There is a simple closed formula in terms of the roots of a degree-6 polynomial.
It's actually a little easier to consider a general fair die with $d\ge 2$ faces labeled with the numbers $1,2,\ldots, d.$
Let $e_k$ be the expected number of rolls needed to equal or exceed $k.$ For $k\le 0,$ $e_k=0.$ Otherwise the expectation is one more than the expectation of the number of rolls to reach the immediately preceding value, which would be among $k-d, k-d+1, \ldots, k-1,$ whence
$$e_k = 1 + \frac{1}{d}\left(e_{k-d} + e_{k-d+1} + \cdots + e_{k-1}\right).\tag{1}$$
This linear recurrence relation has a solution in the form
$$e_k = \frac{2k}{d+1} + \sum_{i=1}^d a_i \lambda_i^k\tag{2}$$
where the $\lambda_i$ are the $d$ complex roots of the polynomial
$$T^d - \frac{1}{d}(T^{d-1} + T^{d-2} + \cdots + T + 1).\tag{3}$$
The constants $a_i$ are found by applying the solution $(2)$ to the values $k=-(d-1), -(d-2), \ldots, -1, 0$ where $e_k=0$ in every case. This gives a set of $d$ linear equations in the $d$ constants and it has a unique solution. That the solution works can be demonstrated by verifying the recurrence $(1)$ using the fact that every root satisfies $(3):$
$$\eqalign{
1 + \frac{1}{d}\sum_{j=1}^{d} e_{k-j} &= 1 + \frac{1}{d}\sum_{j=1}^{d} \left(\frac{2(k-j)}{d+1} + \sum_{i=1}^d a_i \lambda_i^{k-j}\right) \\
&= \frac{2k}{d+1} + \sum_{i=1}^d a_i \lambda_i^{k-d}\left[\frac{1}{d}(1 + \lambda_i + \cdots + \lambda_i^{d-1})\right] \\
&= \frac{2k}{d+1} + \sum_{i=1}^d a_i \lambda_i^{k-d}\lambda_i^d \\
&= \frac{2k}{d+1} + \sum_{i=1}^d a_i \lambda_i^k = e_k.
}$$
This closed form solution gives us good ways to approximate the answer as well as to evaluate it accurately. (For small to modest values of $k,$ direct application of the recurrence is an effective computational technique.) For example, with $d=6$ we can readily compute
$$e_{1\,000\,000} = 285714.761905\ldots$$
For approximations, there will be a unique largest root $\lambda_{+}=1$ so eventually (for sufficiently large $k$) the term $\lambda_{+}^k$ will dominate the $d$ terms in $(2).$ The error will decrease exponentially according to the second smallest norm of the roots. Continuing the example with $k=6,$ the coefficient of $\lambda_{+}$ is $a_{+}=0.4761905$ and the next-smallest norm is $0.7302500.$ (Incidentally, the other $a_i$ tend to be very close to $1$ in size.) Thus we may approximate the previous value as
$$e_{1\,000\,000} \approx \frac{2\times 10^6}{6+1} + 0.4761905 = 285714.761905\ldots$$
with an error on the order of $0.7302500^{10^6} \approx 10^{-314\,368}.$
To demonstrate how practical this solution is, here is R
code that returns a function to evaluate $e_k$ for any $k$ (within the scope of double precision floating point calculations) and not overly large $d$ (it will bog down once $d\gg 100$):
die <- function(d, mult=1, cnst=1, start=rep(0,d)) {
# Create the companion matrix (its eigenvalues are the lambdas).

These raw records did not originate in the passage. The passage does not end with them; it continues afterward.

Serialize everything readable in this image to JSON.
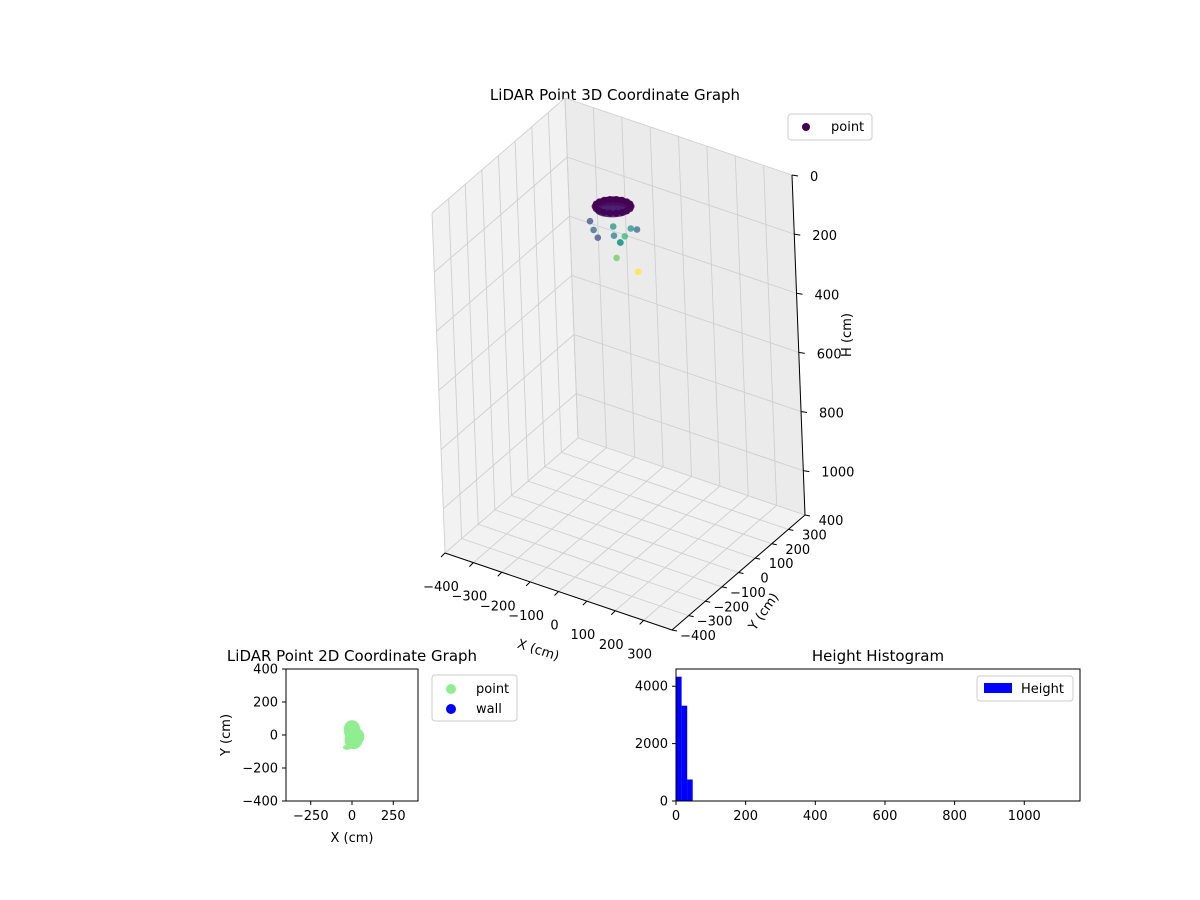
{
  "chart_data": [
    {
      "type": "scatter3d",
      "title": "LiDAR Point 3D Coordinate Graph",
      "xlabel": "X (cm)",
      "ylabel": "Y (cm)",
      "zlabel": "H (cm)",
      "xlim": [
        -400,
        400
      ],
      "ylim": [
        -400,
        400
      ],
      "zlim": [
        0,
        1150
      ],
      "z_inverted": true,
      "xticks": [
        -400,
        -300,
        -200,
        -100,
        0,
        100,
        200,
        300
      ],
      "yticks": [
        -400,
        -300,
        -200,
        -100,
        0,
        100,
        200,
        300,
        400
      ],
      "zticks": [
        0,
        200,
        400,
        600,
        800,
        1000
      ],
      "grid": true,
      "legend": {
        "position": "top-right",
        "entries": [
          {
            "label": "point",
            "color": "#440154"
          }
        ]
      },
      "colormap": "viridis (by height)",
      "series": [
        {
          "name": "point",
          "dense_cluster": {
            "center": [
              10,
              0,
              25
            ],
            "radius_x": 60,
            "radius_y": 60,
            "height_range": [
              0,
              60
            ]
          },
          "outliers": [
            {
              "x": -70,
              "y": -20,
              "z": 105,
              "color": "#3b528b"
            },
            {
              "x": -40,
              "y": -50,
              "z": 110,
              "color": "#31688e"
            },
            {
              "x": -20,
              "y": -60,
              "z": 125,
              "color": "#3b528b"
            },
            {
              "x": 20,
              "y": -30,
              "z": 120,
              "color": "#26828e"
            },
            {
              "x": 40,
              "y": 0,
              "z": 130,
              "color": "#35b779"
            },
            {
              "x": 50,
              "y": 20,
              "z": 110,
              "color": "#21918c"
            },
            {
              "x": 30,
              "y": -10,
              "z": 150,
              "color": "#21918c"
            },
            {
              "x": 20,
              "y": -20,
              "z": 200,
              "color": "#6ece58"
            },
            {
              "x": 70,
              "y": 20,
              "z": 250,
              "color": "#fde725"
            },
            {
              "x": 60,
              "y": 40,
              "z": 120,
              "color": "#31688e"
            },
            {
              "x": 0,
              "y": 0,
              "z": 110,
              "color": "#21918c"
            },
            {
              "x": 10,
              "y": 20,
              "z": 170,
              "color": "#1f9e89"
            }
          ]
        }
      ]
    },
    {
      "type": "scatter",
      "title": "LiDAR Point 2D Coordinate Graph",
      "xlabel": "X (cm)",
      "ylabel": "Y (cm)",
      "xlim": [
        -400,
        400
      ],
      "ylim": [
        -400,
        400
      ],
      "xticks": [
        -250,
        0,
        250
      ],
      "yticks": [
        -400,
        -200,
        0,
        200,
        400
      ],
      "legend": {
        "position": "outside-right",
        "entries": [
          {
            "label": "point",
            "color": "#90ee90"
          },
          {
            "label": "wall",
            "color": "#0000ff"
          }
        ]
      },
      "series": [
        {
          "name": "point",
          "color": "#90ee90",
          "blobs": [
            {
              "x": 0,
              "y": 30,
              "rx": 50,
              "ry": 60
            },
            {
              "x": 10,
              "y": -30,
              "rx": 55,
              "ry": 55
            },
            {
              "x": -30,
              "y": -75,
              "rx": 25,
              "ry": 15
            },
            {
              "x": 30,
              "y": -10,
              "rx": 45,
              "ry": 50
            }
          ]
        },
        {
          "name": "wall",
          "color": "#0000ff",
          "points": []
        }
      ]
    },
    {
      "type": "histogram",
      "title": "Height Histogram",
      "xlabel": "",
      "ylabel": "",
      "xlim": [
        0,
        1160
      ],
      "ylim": [
        0,
        4600
      ],
      "xticks": [
        0,
        200,
        400,
        600,
        800,
        1000
      ],
      "yticks": [
        0,
        2000,
        4000
      ],
      "legend": {
        "position": "top-right",
        "entries": [
          {
            "label": "Height",
            "color": "#0000ff"
          }
        ]
      },
      "color": "#0000ff",
      "bins": [
        {
          "start": 0,
          "end": 16,
          "count": 4330
        },
        {
          "start": 16,
          "end": 32,
          "count": 3320
        },
        {
          "start": 32,
          "end": 48,
          "count": 750
        },
        {
          "start": 48,
          "end": 64,
          "count": 10
        }
      ]
    }
  ]
}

X <- matrix(c(0,1,rep(0,d-1)),d,d+1)
X[, d] <- mult/d
lambda <- eigen(X[, 1:d], symmetric=FALSE, only.values=TRUE)$values
# Find the coefficients that agree with the starting values.
u <- 2*cnst/(d+1)
a <- solve(t(outer(lambda, 1:d, `^`)), start - u*((1-d):0))

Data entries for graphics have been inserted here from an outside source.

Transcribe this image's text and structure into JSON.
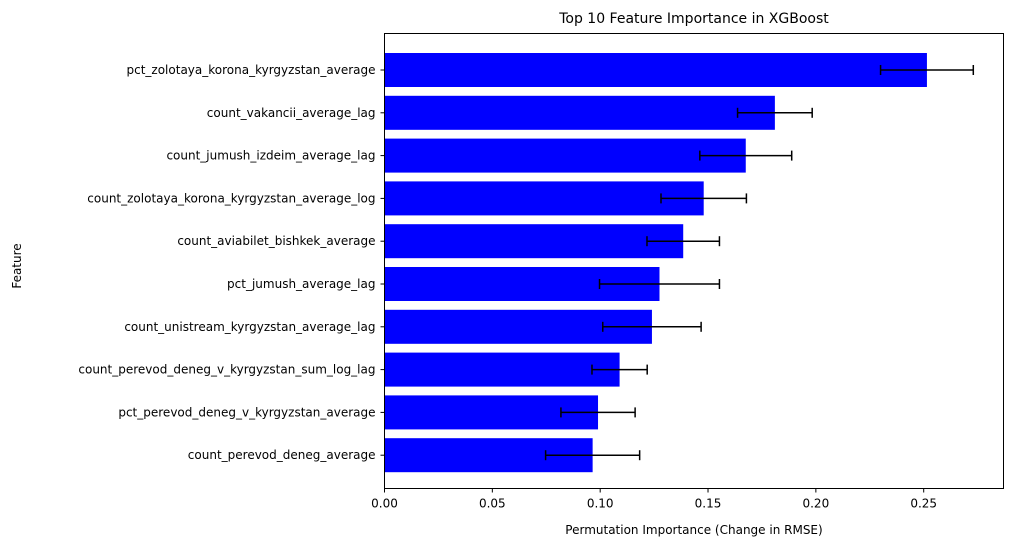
{
  "chart_data": {
    "type": "bar",
    "orientation": "horizontal",
    "title": "Top 10 Feature Importance in XGBoost",
    "xlabel": "Permutation Importance (Change in RMSE)",
    "ylabel": "Feature",
    "xlim": [
      0,
      0.287
    ],
    "xticks": [
      0.0,
      0.05,
      0.1,
      0.15,
      0.2,
      0.25
    ],
    "xtick_labels": [
      "0.00",
      "0.05",
      "0.10",
      "0.15",
      "0.20",
      "0.25"
    ],
    "bar_color": "#0000ff",
    "error_color": "#000000",
    "grid": false,
    "categories": [
      "pct_zolotaya_korona_kyrgyzstan_average",
      "count_vakancii_average_lag",
      "count_jumush_izdeim_average_lag",
      "count_zolotaya_korona_kyrgyzstan_average_log",
      "count_aviabilet_bishkek_average",
      "pct_jumush_average_lag",
      "count_unistream_kyrgyzstan_average_lag",
      "count_perevod_deneg_v_kyrgyzstan_sum_log_lag",
      "pct_perevod_deneg_v_kyrgyzstan_average",
      "count_perevod_deneg_average"
    ],
    "values": [
      0.2515,
      0.181,
      0.1675,
      0.148,
      0.1385,
      0.1275,
      0.124,
      0.109,
      0.099,
      0.0965
    ],
    "errors": [
      0.0215,
      0.0173,
      0.0213,
      0.0198,
      0.0168,
      0.0278,
      0.0228,
      0.0128,
      0.0172,
      0.0218
    ]
  }
}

# This function assumes the starting values are all real numbers.
f <- Vectorize(function(i) Re(sum(a * lambda ^ (i+d))) + u*i)

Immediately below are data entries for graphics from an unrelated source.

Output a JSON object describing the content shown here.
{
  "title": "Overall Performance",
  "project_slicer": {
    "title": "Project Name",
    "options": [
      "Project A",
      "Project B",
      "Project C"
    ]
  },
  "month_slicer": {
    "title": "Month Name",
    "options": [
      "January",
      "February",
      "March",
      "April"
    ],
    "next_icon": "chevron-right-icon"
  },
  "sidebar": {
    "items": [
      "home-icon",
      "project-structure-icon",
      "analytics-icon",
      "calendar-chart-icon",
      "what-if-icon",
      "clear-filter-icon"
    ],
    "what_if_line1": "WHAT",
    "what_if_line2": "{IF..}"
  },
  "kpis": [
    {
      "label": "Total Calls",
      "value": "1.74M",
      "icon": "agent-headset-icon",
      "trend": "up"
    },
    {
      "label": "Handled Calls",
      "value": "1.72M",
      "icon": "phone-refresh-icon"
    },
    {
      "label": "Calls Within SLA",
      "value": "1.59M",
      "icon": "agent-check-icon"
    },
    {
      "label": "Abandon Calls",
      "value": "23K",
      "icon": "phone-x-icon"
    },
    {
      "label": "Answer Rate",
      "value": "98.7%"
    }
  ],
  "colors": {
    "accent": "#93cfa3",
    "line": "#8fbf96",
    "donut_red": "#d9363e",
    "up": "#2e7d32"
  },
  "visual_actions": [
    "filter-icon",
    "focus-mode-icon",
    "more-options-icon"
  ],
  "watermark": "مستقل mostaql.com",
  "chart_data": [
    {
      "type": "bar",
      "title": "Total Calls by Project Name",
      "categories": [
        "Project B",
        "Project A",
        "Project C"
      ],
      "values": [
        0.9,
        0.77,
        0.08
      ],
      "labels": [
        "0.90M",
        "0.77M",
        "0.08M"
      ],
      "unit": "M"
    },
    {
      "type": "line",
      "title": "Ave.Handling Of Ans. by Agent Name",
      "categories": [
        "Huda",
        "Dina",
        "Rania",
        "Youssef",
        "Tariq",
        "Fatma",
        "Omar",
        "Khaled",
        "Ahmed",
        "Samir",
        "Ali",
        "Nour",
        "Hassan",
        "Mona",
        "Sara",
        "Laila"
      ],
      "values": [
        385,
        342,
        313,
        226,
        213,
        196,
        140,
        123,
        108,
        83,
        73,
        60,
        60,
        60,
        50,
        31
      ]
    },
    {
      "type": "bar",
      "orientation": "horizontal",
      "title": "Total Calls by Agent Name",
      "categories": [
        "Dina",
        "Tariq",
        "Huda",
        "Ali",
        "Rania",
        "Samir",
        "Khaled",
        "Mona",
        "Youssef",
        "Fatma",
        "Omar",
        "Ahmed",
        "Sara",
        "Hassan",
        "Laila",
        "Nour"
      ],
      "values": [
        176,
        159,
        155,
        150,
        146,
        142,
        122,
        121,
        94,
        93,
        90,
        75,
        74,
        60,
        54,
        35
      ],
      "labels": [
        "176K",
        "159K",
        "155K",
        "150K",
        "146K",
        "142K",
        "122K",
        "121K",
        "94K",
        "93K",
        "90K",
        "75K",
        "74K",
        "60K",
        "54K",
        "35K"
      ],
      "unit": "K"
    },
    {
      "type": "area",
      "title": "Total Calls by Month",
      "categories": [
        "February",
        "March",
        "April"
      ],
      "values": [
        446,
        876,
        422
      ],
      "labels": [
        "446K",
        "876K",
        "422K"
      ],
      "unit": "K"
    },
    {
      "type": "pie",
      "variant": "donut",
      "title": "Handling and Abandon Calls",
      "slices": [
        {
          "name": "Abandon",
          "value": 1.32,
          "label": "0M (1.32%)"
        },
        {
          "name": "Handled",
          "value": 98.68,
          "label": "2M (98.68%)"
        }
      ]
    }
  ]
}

list(f=f, lambda=lambda, a=a, multiplier=mult, offset=cnst)
}
As an example of its use, here it calculates the expectations for $k=1,2,\ldots, 16:$
round(die(6)$f(1:10), 3)
1.000 1.167 1.361 1.588 1.853 2.161 2.522 2.775 3.043 3.324 3.613 3.906 4.197 4.476 4.760 5.046
The object it returns includes the roots $\lambda_i$ and their multipliers $a_i$ for further analysis. The first component of the multipliers array is the useful coefficient $a_{+}.$
(If you're curious what the other parameters of die
are for, execute die(2, 2, 0, c(1,0))$f(1:10)
and see whether you recognize the output ;-). This generalization assisted in developing and testing the function.)